Das Politische an der Kulturanthropologie

Das Politische an der Kulturanthropologie

Mischa (25) studiert im vierten Semester Ethnologie und Kulturanthropologie an der Albert-Ludwigs-Universität Freiburg. Während seines Studiums arbeitete er im Rahmen eines freiwilligen Praktikums drei Monate beim Informationszentrum Dritte Welt in Freiburg (iz3w). Wie passen Kulturanthropologie und politischer Journalismus zusammen?
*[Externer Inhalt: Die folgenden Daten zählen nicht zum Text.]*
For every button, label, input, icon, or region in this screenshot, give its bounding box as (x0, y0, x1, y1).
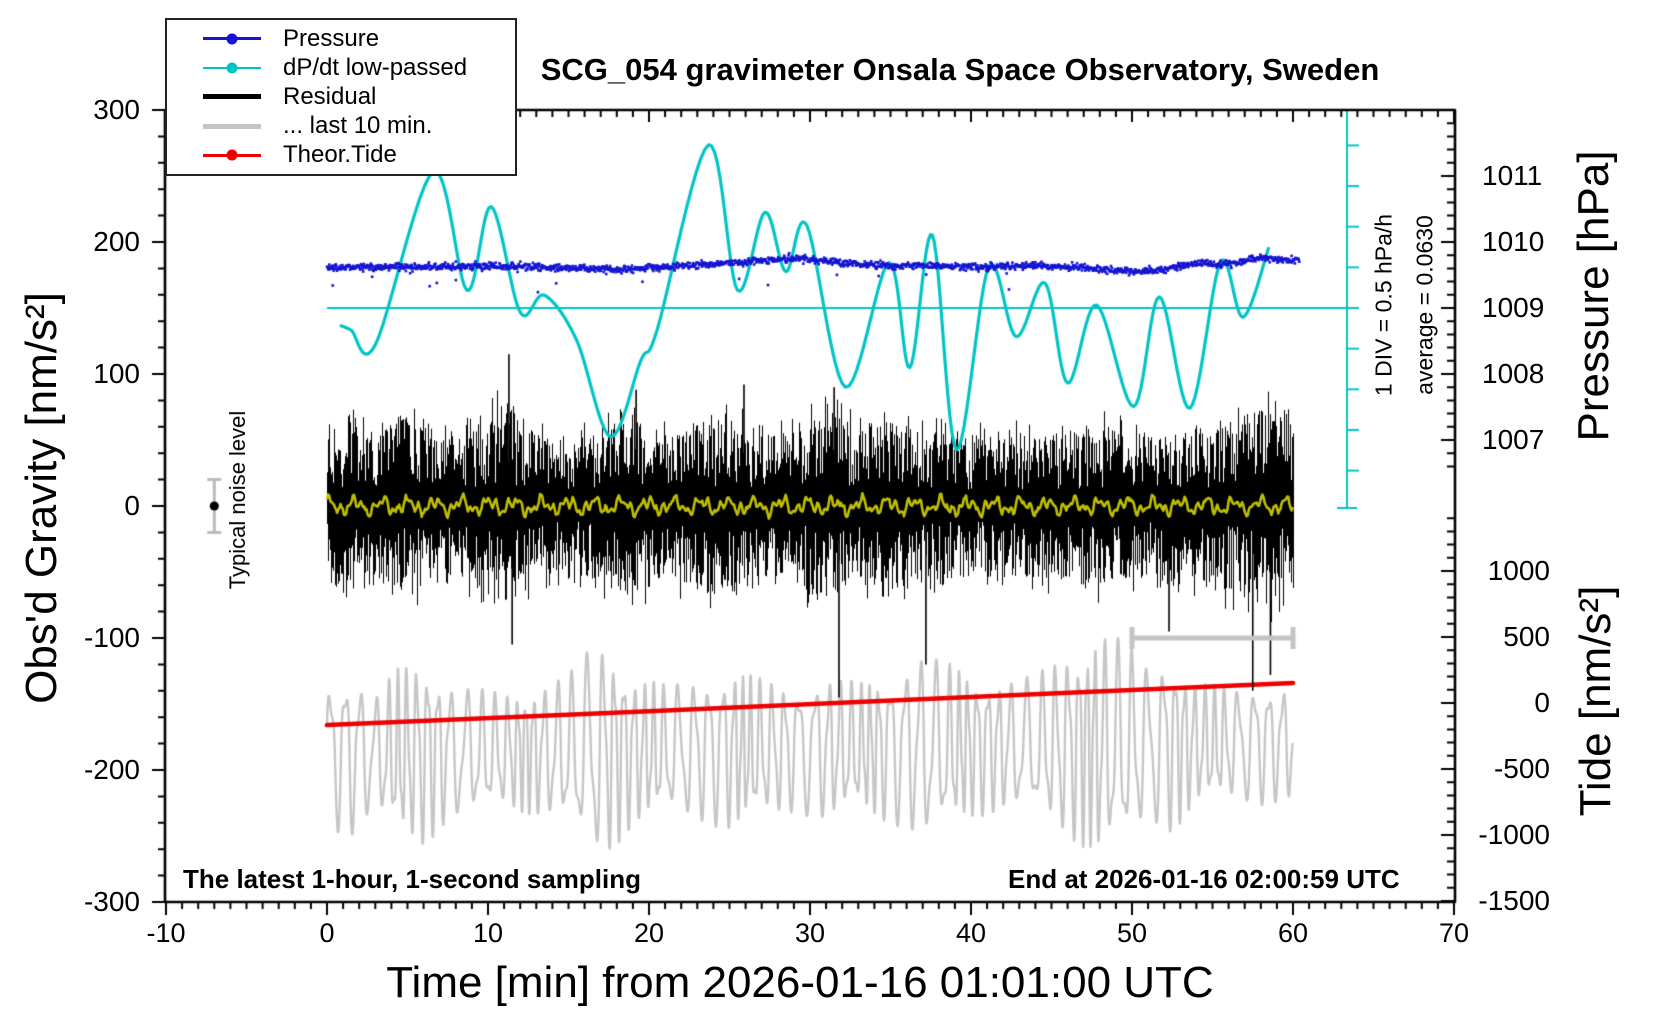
tide-axis-tick-label: -1000 (1478, 819, 1550, 850)
tide-axis-tick-label: 1000 (1487, 555, 1550, 586)
x-axis-title: Time [min] from 2026-01-16 01:01:00 UTC (386, 958, 1214, 1007)
end-note: End at 2026-01-16 02:00:59 UTC (1008, 864, 1400, 894)
div-scale-note: 1 DIV = 0.5 hPa/h (1370, 213, 1397, 397)
pressure-axis-tick-label: 1011 (1482, 160, 1543, 191)
legend-swatch-line-dot (203, 62, 261, 74)
gravity-axis-tick-label: 300 (93, 94, 140, 125)
gravity-axis-tick-label: -100 (83, 622, 140, 653)
gravity-axis-tick-label: 100 (93, 358, 140, 389)
x-axis-tick-label: 10 (472, 918, 504, 948)
pressure-axis-tick-label: 1009 (1482, 292, 1545, 323)
legend-dot-icon (226, 62, 238, 74)
legend-dot-icon (226, 33, 238, 45)
legend-row: Theor.Tide (167, 142, 515, 168)
plot-title: SCG_054 gravimeter Onsala Space Observat… (540, 52, 1380, 87)
pressure-axis-title: Pressure [hPa] (1569, 150, 1618, 442)
legend-label: dP/dt low-passed (283, 53, 468, 81)
tide-axis-tick-label: -1500 (1478, 885, 1550, 916)
x-axis-tick-label: 50 (1116, 918, 1148, 948)
average-note: average = 0.0630 (1411, 215, 1438, 395)
legend-swatch-thick-line (203, 94, 261, 100)
noise-level-label: Typical noise level (225, 410, 250, 590)
legend-row: Residual (167, 84, 515, 110)
x-axis-tick-label: 60 (1277, 918, 1309, 948)
x-axis-tick-label: 40 (955, 918, 987, 948)
legend-label: Pressure (283, 24, 380, 52)
legend: Pressure dP/dt low-passed Residual... last… (165, 18, 517, 176)
legend-swatch-line-dot (203, 33, 261, 45)
gravity-axis-tick-label: 0 (124, 490, 140, 521)
pressure-axis-tick-label: 1008 (1482, 358, 1545, 389)
legend-row: Pressure (167, 26, 515, 52)
tide-axis-title: Tide [nm/s²] (1571, 585, 1620, 817)
x-axis-tick-label: 70 (1438, 918, 1470, 948)
legend-row: ... last 10 min. (167, 113, 515, 139)
tide-axis-tick-label: 0 (1534, 687, 1550, 718)
legend-dot-icon (226, 149, 238, 161)
legend-swatch-thick-line (203, 123, 261, 129)
pressure-axis-tick-label: 1010 (1482, 226, 1545, 257)
legend-label: Residual (283, 82, 377, 110)
x-axis-tick-label: 30 (794, 918, 826, 948)
pressure-axis-tick-label: 1007 (1482, 424, 1545, 455)
legend-swatch-line-dot (203, 149, 261, 161)
tide-axis-tick-label: -500 (1493, 753, 1550, 784)
sampling-note: The latest 1-hour, 1-second sampling (183, 864, 641, 894)
gravity-axis-tick-label: -200 (83, 754, 140, 785)
legend-label: Theor.Tide (283, 141, 397, 169)
gravity-axis-tick-label: -300 (83, 886, 140, 917)
x-axis-tick-label: 20 (633, 918, 665, 948)
x-axis-tick-label: 0 (319, 918, 335, 948)
legend-label: ... last 10 min. (283, 112, 433, 140)
tide-axis-tick-label: 500 (1503, 621, 1550, 652)
gravity-axis-tick-label: 200 (93, 226, 140, 257)
legend-row: dP/dt low-passed (167, 55, 515, 81)
x-axis-tick-label: -10 (146, 918, 186, 948)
Das iz3w ist ein politisches Zentrum, das sich in der Bildungsarbeit zum Thema Ungleichheiten zwischen dem globalen Süden und Norden engagiert und einen Treffpunkt für Initiativen bietet, die sich gegen ungleiche Verhältnisse einsetzen. Bewusst beschreiben sie sich nicht als eine neutrale Quelle für Informationen des Weltgeschehens:  Elend, Ausbeutung und Unterdrückung käme in den vorherrschenden sozialen, politischen, kulturellen und ökonomische Beziehungen vor, obwohl es genügend Möglichkeiten gäbe, die Welt nicht nur für wenige komfortabel zu gestalten. Deshalb ist ein Schwerpunkt des politischen Magazins „zwischen Nord und Süd“, das alle zwei Monate veröffentlicht wird, die Ordnung einer Welt zu kritisieren die sie  “nicht für die beste aller denkbaren halten”. Mischa bekam während des Praktikums erste Einblicke in die Medienarbeit des kritischen Journalismus, konnte sein politisches Interesse einbringen und sein Wissen erweitern: Es öffnete mir die Tür des redaktionellen Journalismus, oder weiter gefasst – der Medienarbeit.” Bei meinem Interview mit Mischa interessierte mich vor allem, wie sein Arbeitsalltag während des Praktikums konkret aussah und wie Kulturanthropologie und politischer Journalismus zusammenpassen.

Wie sah dein Arbeitsalltag aus? Was waren deine Aufgaben?

Die Die redaktionelle Arbeit bestand darin, Artikelideen zu entwickeln und auszuarbeiten und die dazugehörige Bild- und Informationsrecherche durchzuführen.

“Dazu gehört es, sich über aktuelle Geschehnisse weltweit zu informieren und sich teilweise intensiv mit Vorgängen anderorts zu beschäftigen.”

Die meist von anderen Autoren und Autorinnen verfassten Artikel zu redaktionell ausgearbeiteten und vorgeschlagenen Themen werden redigiert, gegengelesen und redaktionsintern kritisch besprochen.
Feedback und Recherchearbeit – Artikel immer wieder überarbeiten oder (neue) Informationen suchen – nimmt eine zentrale Rolle im Arbeitsalltag ein.

“Vor allem lesen, lesen, lesen.”

Dabei stehen die Mitarbeiter und Mitarbeiterinnen immer im Austausch mit den Redakteurinnen und Redakteuren des Magazins – eine bereichernde, kooperative Arbeitsweise:

“Am spannendsten waren für mich die Plena, die Diskussionsrunden über politisch heiße Artikel bei denen teilweise hitzig und kontrovers diskutiert wurde – alles bei Kaffee und Kippen im sonnigen Hinterhof versteht sich.”

Inwiefern hat dich das Praktikum bereichert? Würdest du sagen, dass du Inhalte oder Methoden der Kulturanthropologie anwenden konntest?

Die im Studium behandelten Themen werden in einen aktuellen politischen und größeren Bezug gesetzt und in spannenden Diskussionen ausgehandelt. Zudem spricht Mischa Softskills an, die im Studium anklingen und die er im Rahmen seiner Tätigkeit weiterentwickeln konnte:  Dazu gehört nicht nur kontrovers diskutieren, sondern auch komplexe politische Geschehnisse und unterschiedliche Gesellschaften weltweit zu verstehen und Entwicklungen und Entstehungsmechanismen nachzuvollziehen. Eine weitere Herausforderung für war es, die eigene Meinung fundiert und reflektiert zu äußern und diese unter Kritik zu begründen.

“Es ist also durchaus berufsrelevant!”

Kannst du dir vorstellen im Journalismus zu arbeiten?

Einen Job im journalistischen Bereich kann sich Mischa gut vorstellen, das hat das Praktikum ihm bestätigt. Was er mit dem facettenreichen Repertoire eines Kulturanthropologie-Studiums konkret machen möchte, ist noch nicht klar. Doch es öffnet ihm die Türen zu dem, was ihm wichtig ist:

“[…] dass es mich persönlich erfüllt und gleichzeitig dazu beiträgt, die Ordnung einer Welt zu kritisieren, die ich nicht für die bester aller Möglichen halte.”